L’Egypte et le nucléaire

Le ministre des Affaires étrangères, Ahmed Aboul Gheit, a affirmé à la presse que « ces informations n’avaient aucun fondement » et que « l’Egypte respecte le traité de non-prolifération nucléaire qu’elle a signée ». Mercredi à Vienne, siège de l’Agence internationale de l’énergie atomique (AIEA), des sources diplomatiques non identifiées ont indiqué que l’AIEA menait, depuis l’été dernier, une enquête en Egypte sur des expériences nucléaires limitées qui pourraient être liées au développement d’armes nucléaires.
Ces expériences porteraient sur la fabrication d’uranium, pouvant servir dans la production du plutonium militaire, et la production du tétrafluorure d’uranium (UF4), une étape à l’enrichissement d’uranium, selon un diplomate. Un autre diplomate a cependant assuré qu’il n’y avait pas eu de production d’uranium enrichi, lequel, à des degrés divers, peut servir soit à des fins civiles soit à des fins militaires. « Ces expériences sont minimes et remontent aux années 1950 », a-t-il dit. Ces accusations sont attribuées par l’Egypte à une campagne israélo-américaine contre la réélection du directeur général de l’AIEA, l’Egyptien Mohamed El Baradei. Pour l’agence de presse égyptienne Mena, ces accusations « entrent dans le cadre du refus des Etats-Unis d’une nouvelle candidature d’El Baradei ».

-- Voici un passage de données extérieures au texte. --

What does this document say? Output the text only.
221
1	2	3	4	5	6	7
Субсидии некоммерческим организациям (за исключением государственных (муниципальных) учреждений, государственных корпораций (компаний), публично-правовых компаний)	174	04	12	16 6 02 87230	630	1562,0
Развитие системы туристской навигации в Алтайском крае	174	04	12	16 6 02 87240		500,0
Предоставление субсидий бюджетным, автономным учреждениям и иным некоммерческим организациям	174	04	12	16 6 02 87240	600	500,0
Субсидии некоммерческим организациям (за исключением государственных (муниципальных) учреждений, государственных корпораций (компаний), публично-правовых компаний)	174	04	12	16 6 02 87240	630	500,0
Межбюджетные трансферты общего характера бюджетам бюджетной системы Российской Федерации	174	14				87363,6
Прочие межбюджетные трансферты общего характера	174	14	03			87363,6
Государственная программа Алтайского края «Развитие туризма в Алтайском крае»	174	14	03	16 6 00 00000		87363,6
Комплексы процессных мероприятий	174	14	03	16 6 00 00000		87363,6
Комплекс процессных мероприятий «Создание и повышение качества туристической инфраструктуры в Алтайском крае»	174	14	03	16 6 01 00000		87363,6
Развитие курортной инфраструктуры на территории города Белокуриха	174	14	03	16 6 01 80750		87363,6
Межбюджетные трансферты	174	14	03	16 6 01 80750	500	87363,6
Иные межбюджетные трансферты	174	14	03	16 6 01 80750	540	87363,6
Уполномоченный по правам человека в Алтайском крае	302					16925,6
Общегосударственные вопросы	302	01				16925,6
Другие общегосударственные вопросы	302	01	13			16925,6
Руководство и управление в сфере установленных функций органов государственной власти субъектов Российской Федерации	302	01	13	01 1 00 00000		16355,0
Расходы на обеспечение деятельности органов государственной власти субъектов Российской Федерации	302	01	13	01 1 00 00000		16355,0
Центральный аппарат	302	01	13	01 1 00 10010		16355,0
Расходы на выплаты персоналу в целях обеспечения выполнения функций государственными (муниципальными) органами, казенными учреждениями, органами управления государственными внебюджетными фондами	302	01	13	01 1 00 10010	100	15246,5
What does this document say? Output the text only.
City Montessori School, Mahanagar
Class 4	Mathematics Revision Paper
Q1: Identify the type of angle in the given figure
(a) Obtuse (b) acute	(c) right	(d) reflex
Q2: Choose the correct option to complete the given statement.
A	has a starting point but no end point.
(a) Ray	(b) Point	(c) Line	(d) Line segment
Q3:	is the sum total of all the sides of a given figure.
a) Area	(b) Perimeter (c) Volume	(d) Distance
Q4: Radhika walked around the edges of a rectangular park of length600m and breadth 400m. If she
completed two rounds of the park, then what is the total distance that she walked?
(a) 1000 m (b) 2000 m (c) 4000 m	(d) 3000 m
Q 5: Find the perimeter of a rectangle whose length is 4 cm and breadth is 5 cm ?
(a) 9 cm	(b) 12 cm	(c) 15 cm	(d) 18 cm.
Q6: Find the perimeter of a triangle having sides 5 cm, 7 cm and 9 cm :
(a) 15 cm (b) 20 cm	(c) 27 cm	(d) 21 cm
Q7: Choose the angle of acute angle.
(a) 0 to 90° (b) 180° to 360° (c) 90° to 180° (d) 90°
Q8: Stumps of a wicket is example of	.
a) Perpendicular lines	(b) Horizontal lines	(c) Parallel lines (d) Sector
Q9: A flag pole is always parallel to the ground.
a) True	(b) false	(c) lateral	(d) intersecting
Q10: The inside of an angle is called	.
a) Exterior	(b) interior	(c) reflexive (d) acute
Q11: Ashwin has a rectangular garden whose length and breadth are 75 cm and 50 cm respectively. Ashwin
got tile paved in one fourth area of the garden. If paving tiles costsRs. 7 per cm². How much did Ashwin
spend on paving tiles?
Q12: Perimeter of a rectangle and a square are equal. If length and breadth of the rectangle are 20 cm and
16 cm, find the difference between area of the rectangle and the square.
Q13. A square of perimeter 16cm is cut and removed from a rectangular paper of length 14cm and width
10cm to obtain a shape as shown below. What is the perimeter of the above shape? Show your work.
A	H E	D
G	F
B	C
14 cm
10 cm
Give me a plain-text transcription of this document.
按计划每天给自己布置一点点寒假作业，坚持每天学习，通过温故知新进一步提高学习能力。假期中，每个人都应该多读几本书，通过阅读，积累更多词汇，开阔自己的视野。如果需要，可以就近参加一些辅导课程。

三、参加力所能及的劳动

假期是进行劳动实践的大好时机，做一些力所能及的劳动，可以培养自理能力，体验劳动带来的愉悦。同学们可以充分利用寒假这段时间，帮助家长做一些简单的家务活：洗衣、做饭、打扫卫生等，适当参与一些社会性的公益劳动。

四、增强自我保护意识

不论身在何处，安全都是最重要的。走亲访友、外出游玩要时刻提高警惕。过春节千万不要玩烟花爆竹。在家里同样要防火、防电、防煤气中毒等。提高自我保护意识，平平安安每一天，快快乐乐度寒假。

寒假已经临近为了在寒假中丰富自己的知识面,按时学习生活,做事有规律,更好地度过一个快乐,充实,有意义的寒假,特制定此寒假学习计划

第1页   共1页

Cette hypothèse est partagée par Mohammed Abdel Moneim, Pdg de la revue «Rose el-Youssef», pour qui « il s’agit d’informations de source américaine agitées de temps à autre et qui sont liées actuellement à la compétition pour le poste de directeur général de l’AIEA ». Le journal Al-Ahram soutient pour sa part qu’il s’agit de « fuites » d’origine israélienne. Washington s’est déclaré opposé à la candidature de M. El Baradei à un troisième mandat, affirmant que ce type de poste ne devait pas être occupé par la même personne plus de deux mandats consécutifs. M. El Baradei est l’unique candidat à sa propre succession, mais ses chances d’obtenir la majorité des deux tiers en juin prochain sont quasiment nulles, ce qui nécessitera un autre tour de scrutin. L’Egypte a signe en 1983 et en 1996 des traités internationaux contre la prolifération nucléaire et la prolifération des armes de destruction massive, ainsi que de leurs protocoles additionnels.
Le président Hosni Moubarak avait indiqué dès 1988 qu’il ne « souhaitait pas entrer en compétition avec Israël en matière d’armement nucléaire ». L’Egype est liée à l’AIEA par des accords d’inspection concernant un réacteur expérimental d’origine soviétique de 3 mégawatt et d’un autre d’origine argentine de 22 megawatt, ainsi que de plusieurs laboratoires de recherche sur les combustibles ou de leur production.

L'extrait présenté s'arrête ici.